The second coming of Gerry Abadiano


BACK in August 2020, right smack into the high point of the pandemic, the University of the Philippines (UP) community got a shot in the arm with awesome news regarding their basketball program.

Two of the National University (NU) Bullpups who had back-to-back championships in the juniors division of the University Athletic Association of the Philippines (UAAP) were going to play for the UP Fighting Maroons in college.

Karl Tamayo, Most Valuable Player of their finals series against the Far Eastern University Baby Tamaraws who had been described as a “pro player in a collegiate player’s body,” committed to UP during this otherwise bleak time.

Packing a one-two punch with him was Gerry Abadiano, his on-court sidekick, a kinetic do-it-all combo guard and decorated floor general who ran the plays and scored hot shots as well during his high school tenure.

Like Tamayo, Abadiano was manna from heaven for UP. The UP community couldn’t believe their good luck in the off-season and couldn’t wait for Season 83 to start. (It didn’t. The pedigreed Bullpup acquisitions would stay in UP doing just virtual classes and practices as Season 83 was canceled due to the still dangerous public health situation.)

Down the line, UP also received more Bullpups into its fold: Terrence Fortea, Harold Alarcon, Cyril Gonzales and much later, Reyland Torres and Janjan Felicilda.

Their multi-titled coach, Goldwin Monteverde, became the head coach. And when news came that UAAP marquee sports like basketball and volleyball would return in Season 84 (2022), the starved collegiate fandom screamed with delight.

Finally, the exploits of the Mutt and Jeff duo of Tamayo and Abadiano in Maroon would be in full display. Or so the fans thought. But during their rookie year, only Karl Tamayo was able to show off his wares to the fullest. Abadiano had to play back-up point guard to the more senior JD Cagulangan. And although he showed spurts and surges of his explosive talent, more often than not, the talented Abadiano could not carry on where he left off from his illustrious junior basketball career.

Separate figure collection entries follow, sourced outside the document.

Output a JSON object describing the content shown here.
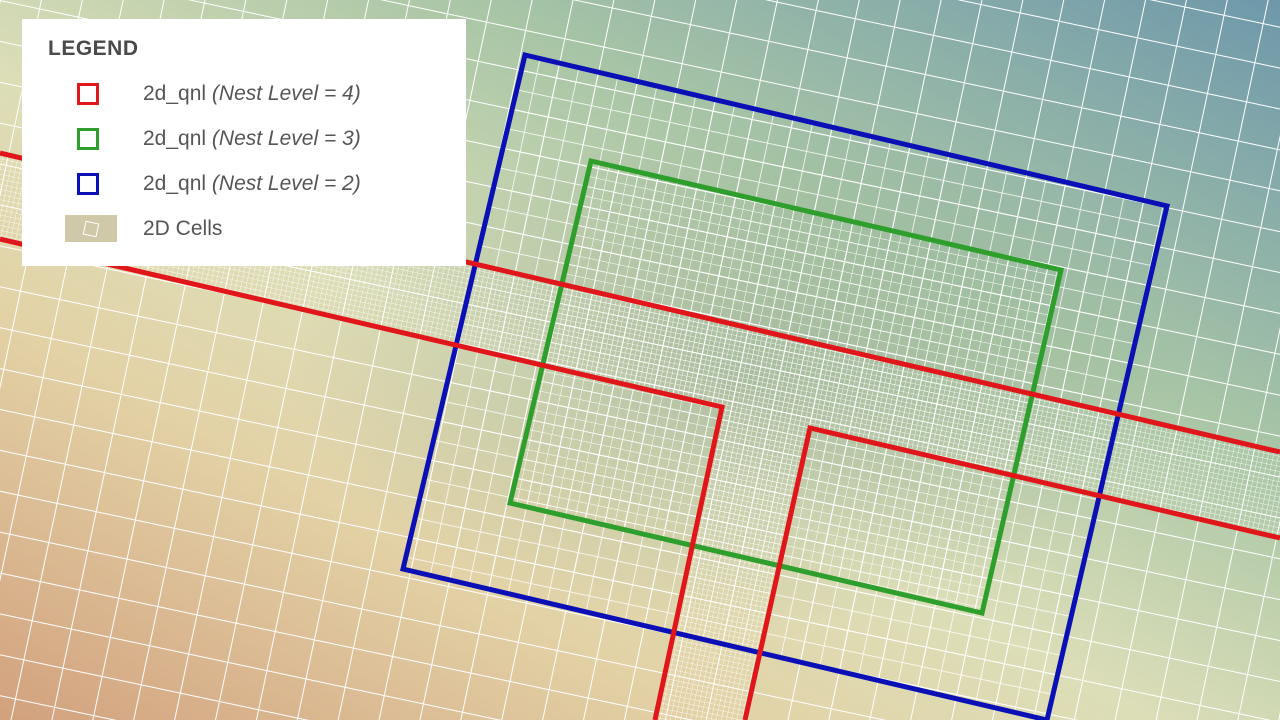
{
  "legend": {
    "title": "LEGEND",
    "items": [
      {
        "name": "2d_qnl",
        "detail": "(Nest Level = 4)",
        "color": "#e0161b",
        "symbol": "outline-square"
      },
      {
        "name": "2d_qnl",
        "detail": "(Nest Level = 3)",
        "color": "#2e9e2c",
        "symbol": "outline-square"
      },
      {
        "name": "2d_qnl",
        "detail": "(Nest Level = 2)",
        "color": "#0a10b5",
        "symbol": "outline-square"
      },
      {
        "name": "2D Cells",
        "detail": "",
        "color": "#cfc9a9",
        "symbol": "cell-fill"
      }
    ]
  },
  "map": {
    "background_colors": [
      "#c7a16f",
      "#dfe0b8",
      "#a9c8a8",
      "#6f9db0"
    ],
    "grid_line_color": "#ffffff"
  }
}
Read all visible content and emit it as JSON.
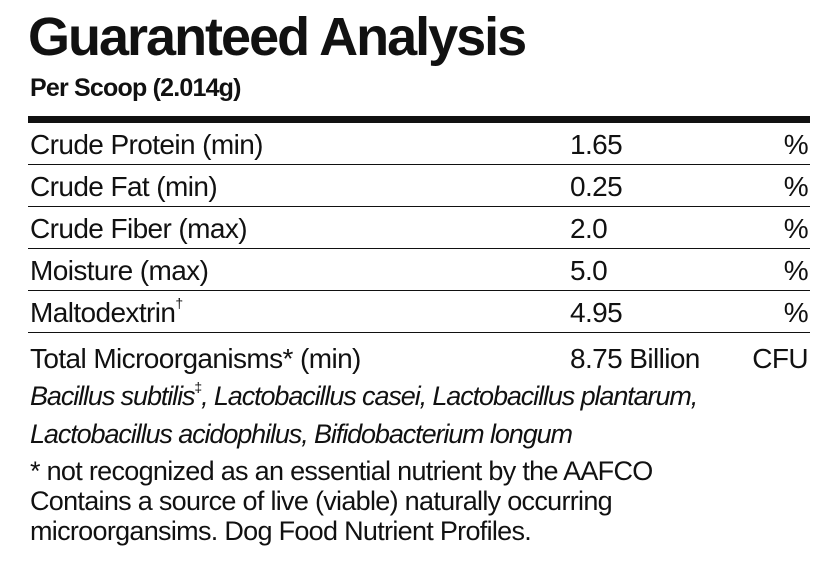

For both Seasons 84 and 85, Gerry Abadiano would flounder and flourish, interchangeably. Good games where he would play a dominant role and be responsible for the big points (like in UP’s game against University of Santo Tomas in Season 85 at Ynares Center in Antipolo) would be tucked in between games where he got into foul trouble early.

For the most part he distinguished himself as a defensive specialist—Coach Gold’s go-to guy when there is an opponent to shackle up and keep at bay. He would also inject a tough and scrappy character to the UP game. Opponents found out how tough it was to be guarded by Gerry Abadiano.

But those who knew Gerry well knew there were more facets of the Abadiano diamond that had not yet been revealed in his collegiate career. Finally in Season 86 it happened.

Gerry A was a streak of lightning in UP’s game against Ateneo in Round 1. Accounting for all six points at the start of the game to put UP in the fight in the early goings, he kept attacking the basket, fearlessly throwing up converted shots that made sure his team would not be left behind in a game where Ateneo couldn’t seem to do anything wrong.

UP lost that nail-biter in OT. But in the Maroons’ next game against Adamson University, Abadiano was a man on a mission, never missing a beat from the get-go as he torched the Falcons with defensive plays, assists and steals that got him Player of the Game honors along with Reyland Torres.

The big revelation came four days later in the second Battle of Katipunan. There was something other-worldly about his game that day as Abadiano transformed into a confident and ruthless but cucumber cool scorer. Even his free throws were smooth as silk, as if the ring were larger than it actually is.

This here was Gerry Abadiano, the ex-Bullpup now ready to take on the top dog role for UP in the absence of flu-stricken captain, CJ Cansino. It was obvious he had found his groove.

“He struggled. He didn’t get the game he had in high school, but what I’m seeing from him now, I’m not surprised,” said Coach Goldwin Monteverde at the post-game presser.

Like his believers, Coach Gold had always kept faith in his pesky point guard. Sooner more than later, he knew he would find his game again. Now Gerry Abadiano is inviting every one to his coming out party. Enjoy!